1901: MY BRILLIANT CAREER by MILES FRANKLIN
1903: THE CALL OF THE WILD by JACK LONDON
1904: THE GOLDEN BOWL by HENRY JAMES
1907: THROUGH THE EYE OF THE NEEDLE by WILLIAM DEAN HOWELLS
1908: THE MAN WHO WAS THURSDAY by G.K. CHESTERTON
1910: HOWARDS END by E.M. FORSTER

It was so much fun to create the list. But not quite as much fun as facing the fact that I've read so many books basically because I'm old.

Danielle

Oh, very impressive indeed! I am glad I am not the only one to have problems filling in that difficult first decade. I love Howards End--it is maybe my favorite by him, though I also love A Room with a View. Good choice there. I also read Call of the Wild years ago but the rest I have not read and I am not familiar with the William Dean Howells--must check it out. It is fun to create the list and to fill in the gaps.
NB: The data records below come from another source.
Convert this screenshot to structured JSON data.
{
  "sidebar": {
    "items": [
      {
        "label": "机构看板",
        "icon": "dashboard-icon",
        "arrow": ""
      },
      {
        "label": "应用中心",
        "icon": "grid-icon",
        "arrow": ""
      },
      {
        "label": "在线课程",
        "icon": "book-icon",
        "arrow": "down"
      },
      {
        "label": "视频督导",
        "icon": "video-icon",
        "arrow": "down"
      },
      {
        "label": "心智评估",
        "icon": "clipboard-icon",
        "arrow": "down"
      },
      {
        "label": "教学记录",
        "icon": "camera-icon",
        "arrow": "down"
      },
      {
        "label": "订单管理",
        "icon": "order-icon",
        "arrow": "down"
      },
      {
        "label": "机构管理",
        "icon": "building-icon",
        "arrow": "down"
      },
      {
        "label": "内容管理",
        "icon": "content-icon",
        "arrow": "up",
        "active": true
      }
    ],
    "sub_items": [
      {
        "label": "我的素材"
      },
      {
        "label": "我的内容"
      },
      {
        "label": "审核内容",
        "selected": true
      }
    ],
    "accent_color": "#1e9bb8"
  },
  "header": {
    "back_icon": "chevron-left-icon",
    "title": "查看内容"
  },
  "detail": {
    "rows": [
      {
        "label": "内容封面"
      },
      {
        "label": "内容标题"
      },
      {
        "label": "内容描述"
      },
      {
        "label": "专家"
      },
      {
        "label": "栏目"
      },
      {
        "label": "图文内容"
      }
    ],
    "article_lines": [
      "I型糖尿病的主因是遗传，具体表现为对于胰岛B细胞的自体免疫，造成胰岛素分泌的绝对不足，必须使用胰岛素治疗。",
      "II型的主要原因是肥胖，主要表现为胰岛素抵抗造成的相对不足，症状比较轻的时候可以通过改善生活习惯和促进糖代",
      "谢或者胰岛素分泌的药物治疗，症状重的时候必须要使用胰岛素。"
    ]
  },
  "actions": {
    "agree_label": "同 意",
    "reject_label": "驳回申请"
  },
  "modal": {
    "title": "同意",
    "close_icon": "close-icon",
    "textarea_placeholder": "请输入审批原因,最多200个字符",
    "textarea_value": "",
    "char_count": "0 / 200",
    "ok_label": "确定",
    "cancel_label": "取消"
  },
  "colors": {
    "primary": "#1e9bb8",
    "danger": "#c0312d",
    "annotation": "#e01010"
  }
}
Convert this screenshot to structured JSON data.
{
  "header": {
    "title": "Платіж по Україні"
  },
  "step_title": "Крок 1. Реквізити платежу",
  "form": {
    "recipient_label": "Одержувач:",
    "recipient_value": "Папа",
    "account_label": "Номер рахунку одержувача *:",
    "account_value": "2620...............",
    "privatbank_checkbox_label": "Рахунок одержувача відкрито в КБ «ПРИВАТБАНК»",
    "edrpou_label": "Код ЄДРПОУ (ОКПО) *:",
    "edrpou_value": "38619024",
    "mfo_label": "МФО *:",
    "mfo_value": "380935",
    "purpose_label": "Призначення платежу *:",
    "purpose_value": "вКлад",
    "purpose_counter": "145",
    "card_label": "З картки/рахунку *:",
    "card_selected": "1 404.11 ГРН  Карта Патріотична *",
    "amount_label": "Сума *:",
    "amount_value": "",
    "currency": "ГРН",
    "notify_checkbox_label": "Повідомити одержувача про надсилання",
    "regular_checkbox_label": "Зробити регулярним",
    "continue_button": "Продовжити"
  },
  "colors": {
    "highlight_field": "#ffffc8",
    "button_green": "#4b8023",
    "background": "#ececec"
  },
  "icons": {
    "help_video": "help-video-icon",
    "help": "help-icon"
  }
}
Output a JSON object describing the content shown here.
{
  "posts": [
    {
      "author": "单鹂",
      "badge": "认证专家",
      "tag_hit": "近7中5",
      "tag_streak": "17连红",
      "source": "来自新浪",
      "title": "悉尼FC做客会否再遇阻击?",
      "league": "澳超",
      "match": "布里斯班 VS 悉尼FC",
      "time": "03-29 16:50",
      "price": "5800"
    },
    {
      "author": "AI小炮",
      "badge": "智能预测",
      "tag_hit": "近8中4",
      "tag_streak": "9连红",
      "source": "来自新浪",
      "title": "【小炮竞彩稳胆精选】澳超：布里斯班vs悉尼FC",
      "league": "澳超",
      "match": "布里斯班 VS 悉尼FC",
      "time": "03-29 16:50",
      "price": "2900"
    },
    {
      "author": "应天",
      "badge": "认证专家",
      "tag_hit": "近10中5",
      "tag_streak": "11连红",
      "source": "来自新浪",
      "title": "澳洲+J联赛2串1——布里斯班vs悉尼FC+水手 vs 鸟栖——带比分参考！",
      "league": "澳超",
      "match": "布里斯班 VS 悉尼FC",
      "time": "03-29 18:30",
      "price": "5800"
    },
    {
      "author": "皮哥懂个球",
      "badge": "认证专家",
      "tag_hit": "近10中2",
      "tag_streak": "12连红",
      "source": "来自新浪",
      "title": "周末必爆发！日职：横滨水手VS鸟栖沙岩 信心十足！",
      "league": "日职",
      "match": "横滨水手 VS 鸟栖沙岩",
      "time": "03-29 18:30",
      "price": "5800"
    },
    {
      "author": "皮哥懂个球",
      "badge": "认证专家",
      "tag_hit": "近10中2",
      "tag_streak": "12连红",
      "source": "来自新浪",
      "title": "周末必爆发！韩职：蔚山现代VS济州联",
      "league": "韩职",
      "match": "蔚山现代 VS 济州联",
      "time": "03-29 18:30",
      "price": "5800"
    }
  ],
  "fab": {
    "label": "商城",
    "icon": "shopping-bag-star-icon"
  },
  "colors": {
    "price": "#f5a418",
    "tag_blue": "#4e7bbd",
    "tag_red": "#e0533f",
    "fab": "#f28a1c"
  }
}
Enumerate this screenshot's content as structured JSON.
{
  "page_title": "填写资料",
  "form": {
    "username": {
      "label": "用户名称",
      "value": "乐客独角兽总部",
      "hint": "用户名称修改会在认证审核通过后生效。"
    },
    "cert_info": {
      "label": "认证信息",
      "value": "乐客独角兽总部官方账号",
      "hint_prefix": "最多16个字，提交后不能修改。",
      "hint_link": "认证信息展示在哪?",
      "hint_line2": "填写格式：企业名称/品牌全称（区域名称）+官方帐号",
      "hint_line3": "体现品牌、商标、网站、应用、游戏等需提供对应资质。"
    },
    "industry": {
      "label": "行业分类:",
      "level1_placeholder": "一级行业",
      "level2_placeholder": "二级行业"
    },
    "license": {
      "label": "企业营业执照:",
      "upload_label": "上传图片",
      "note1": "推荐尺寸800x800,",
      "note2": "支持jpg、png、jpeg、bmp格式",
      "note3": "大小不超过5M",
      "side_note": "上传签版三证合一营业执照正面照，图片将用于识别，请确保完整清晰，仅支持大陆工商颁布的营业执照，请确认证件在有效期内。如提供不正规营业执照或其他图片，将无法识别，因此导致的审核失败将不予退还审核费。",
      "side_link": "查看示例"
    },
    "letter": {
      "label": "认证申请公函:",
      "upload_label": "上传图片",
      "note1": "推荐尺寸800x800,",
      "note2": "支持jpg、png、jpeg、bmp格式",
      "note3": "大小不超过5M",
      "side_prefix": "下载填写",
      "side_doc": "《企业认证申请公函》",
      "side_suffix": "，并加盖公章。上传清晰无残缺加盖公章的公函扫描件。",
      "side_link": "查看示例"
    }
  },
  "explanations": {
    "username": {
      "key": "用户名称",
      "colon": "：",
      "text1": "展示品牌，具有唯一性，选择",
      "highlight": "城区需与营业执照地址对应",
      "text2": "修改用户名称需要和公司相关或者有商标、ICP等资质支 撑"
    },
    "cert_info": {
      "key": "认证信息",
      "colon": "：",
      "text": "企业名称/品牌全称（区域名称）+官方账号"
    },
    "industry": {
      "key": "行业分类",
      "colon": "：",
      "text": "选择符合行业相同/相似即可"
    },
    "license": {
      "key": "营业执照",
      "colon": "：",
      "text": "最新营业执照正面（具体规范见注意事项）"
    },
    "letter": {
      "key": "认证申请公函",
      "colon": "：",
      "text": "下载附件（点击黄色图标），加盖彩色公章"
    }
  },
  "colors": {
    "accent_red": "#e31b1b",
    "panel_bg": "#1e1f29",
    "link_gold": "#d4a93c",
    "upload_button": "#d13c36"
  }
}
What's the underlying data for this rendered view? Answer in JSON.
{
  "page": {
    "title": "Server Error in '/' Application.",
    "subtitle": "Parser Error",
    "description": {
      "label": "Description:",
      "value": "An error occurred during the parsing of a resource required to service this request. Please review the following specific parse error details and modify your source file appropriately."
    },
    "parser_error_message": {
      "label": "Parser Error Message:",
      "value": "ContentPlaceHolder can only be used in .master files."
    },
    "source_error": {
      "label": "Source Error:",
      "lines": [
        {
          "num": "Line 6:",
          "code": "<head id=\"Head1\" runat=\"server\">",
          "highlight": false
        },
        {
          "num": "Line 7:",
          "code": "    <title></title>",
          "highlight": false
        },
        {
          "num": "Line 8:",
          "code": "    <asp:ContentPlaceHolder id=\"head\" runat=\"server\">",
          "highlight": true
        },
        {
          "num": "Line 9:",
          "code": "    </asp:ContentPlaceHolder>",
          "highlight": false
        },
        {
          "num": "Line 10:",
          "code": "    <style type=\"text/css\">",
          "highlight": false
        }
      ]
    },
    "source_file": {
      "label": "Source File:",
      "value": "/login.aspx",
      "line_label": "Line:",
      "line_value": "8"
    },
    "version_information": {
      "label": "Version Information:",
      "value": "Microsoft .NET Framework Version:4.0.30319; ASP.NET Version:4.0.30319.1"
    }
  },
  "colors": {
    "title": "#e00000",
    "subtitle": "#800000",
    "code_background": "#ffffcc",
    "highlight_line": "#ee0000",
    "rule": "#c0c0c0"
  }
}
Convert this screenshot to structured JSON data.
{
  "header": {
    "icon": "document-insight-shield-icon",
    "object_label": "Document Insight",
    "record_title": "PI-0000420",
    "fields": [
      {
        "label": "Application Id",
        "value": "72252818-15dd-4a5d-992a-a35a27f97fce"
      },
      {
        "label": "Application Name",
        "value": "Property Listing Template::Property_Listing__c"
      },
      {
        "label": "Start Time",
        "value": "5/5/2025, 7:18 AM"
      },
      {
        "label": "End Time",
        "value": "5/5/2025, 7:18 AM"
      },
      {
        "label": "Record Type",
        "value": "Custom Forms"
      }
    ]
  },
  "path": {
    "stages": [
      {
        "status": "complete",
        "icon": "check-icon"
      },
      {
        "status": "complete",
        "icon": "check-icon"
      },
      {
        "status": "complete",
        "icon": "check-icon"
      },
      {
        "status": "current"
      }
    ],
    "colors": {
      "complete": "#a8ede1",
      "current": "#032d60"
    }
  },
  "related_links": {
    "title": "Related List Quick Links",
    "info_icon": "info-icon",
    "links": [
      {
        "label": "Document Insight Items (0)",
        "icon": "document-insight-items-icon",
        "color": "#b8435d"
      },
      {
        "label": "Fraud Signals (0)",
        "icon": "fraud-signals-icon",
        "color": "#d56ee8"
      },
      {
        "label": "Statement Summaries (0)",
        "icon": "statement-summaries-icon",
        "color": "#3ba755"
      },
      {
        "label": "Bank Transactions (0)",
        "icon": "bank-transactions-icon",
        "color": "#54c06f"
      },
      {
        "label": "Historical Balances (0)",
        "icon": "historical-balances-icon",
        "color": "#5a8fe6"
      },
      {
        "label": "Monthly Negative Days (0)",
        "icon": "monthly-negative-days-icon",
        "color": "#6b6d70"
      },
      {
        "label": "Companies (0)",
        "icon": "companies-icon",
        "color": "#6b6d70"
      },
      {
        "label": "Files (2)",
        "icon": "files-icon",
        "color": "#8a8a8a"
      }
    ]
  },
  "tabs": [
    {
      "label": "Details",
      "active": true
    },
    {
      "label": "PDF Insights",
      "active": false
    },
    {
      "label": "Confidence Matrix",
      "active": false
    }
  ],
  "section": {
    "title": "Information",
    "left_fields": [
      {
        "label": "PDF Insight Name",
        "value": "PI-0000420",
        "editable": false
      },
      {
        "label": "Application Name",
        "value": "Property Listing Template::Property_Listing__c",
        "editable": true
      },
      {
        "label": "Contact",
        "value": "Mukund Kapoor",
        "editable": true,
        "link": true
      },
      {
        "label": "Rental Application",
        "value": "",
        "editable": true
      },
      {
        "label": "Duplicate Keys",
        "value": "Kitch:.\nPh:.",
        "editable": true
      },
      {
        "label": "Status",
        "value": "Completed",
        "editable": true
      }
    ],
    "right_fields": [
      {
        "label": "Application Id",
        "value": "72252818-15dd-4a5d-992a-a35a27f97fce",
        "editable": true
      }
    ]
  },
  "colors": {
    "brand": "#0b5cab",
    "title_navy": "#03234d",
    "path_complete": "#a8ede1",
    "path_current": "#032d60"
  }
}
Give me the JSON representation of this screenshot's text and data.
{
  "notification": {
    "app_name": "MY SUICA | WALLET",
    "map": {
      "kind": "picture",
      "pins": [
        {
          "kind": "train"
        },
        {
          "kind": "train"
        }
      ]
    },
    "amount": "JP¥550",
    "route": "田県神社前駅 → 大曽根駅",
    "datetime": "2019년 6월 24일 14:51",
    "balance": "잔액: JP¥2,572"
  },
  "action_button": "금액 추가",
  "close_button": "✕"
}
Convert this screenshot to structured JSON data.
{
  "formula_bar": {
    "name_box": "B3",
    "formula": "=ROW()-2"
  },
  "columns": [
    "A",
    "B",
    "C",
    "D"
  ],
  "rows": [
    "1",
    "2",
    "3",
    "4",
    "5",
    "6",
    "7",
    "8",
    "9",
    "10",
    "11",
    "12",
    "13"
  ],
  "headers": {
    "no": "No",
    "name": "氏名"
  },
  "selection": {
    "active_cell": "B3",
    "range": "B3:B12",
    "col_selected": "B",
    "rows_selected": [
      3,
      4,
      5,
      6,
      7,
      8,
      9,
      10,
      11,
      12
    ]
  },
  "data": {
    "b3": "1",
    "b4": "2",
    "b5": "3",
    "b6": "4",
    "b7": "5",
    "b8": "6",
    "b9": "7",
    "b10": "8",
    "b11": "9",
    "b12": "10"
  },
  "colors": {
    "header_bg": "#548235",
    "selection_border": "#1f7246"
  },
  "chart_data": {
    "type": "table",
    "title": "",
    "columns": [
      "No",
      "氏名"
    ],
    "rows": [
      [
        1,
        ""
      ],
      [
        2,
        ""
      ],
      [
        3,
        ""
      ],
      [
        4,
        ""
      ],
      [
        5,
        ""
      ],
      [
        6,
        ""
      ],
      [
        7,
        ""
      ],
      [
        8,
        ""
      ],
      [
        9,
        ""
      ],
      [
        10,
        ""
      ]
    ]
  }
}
Don't ever think of it as being old, but as being well read! :) If I can find my copy of My Brilliant Career--I might read that one myself! Happy reading.

Danielle

I have been working on this for maybe three years now? Or, this will be my third year...anyway, when I first started I didn't pay any attention to choice, but as I read books filled them into slots as they came along. Now I need to think a little more about the years left open and try and tailor things a bit more so I can fill in years. I am not reading them in order, but I do want to try and concentrate on that first decade for a while. Which reminds me I need to go and pick up Making of a Marchioness who is going into one of those slots! No deadline and no rules here. All meant to be fun!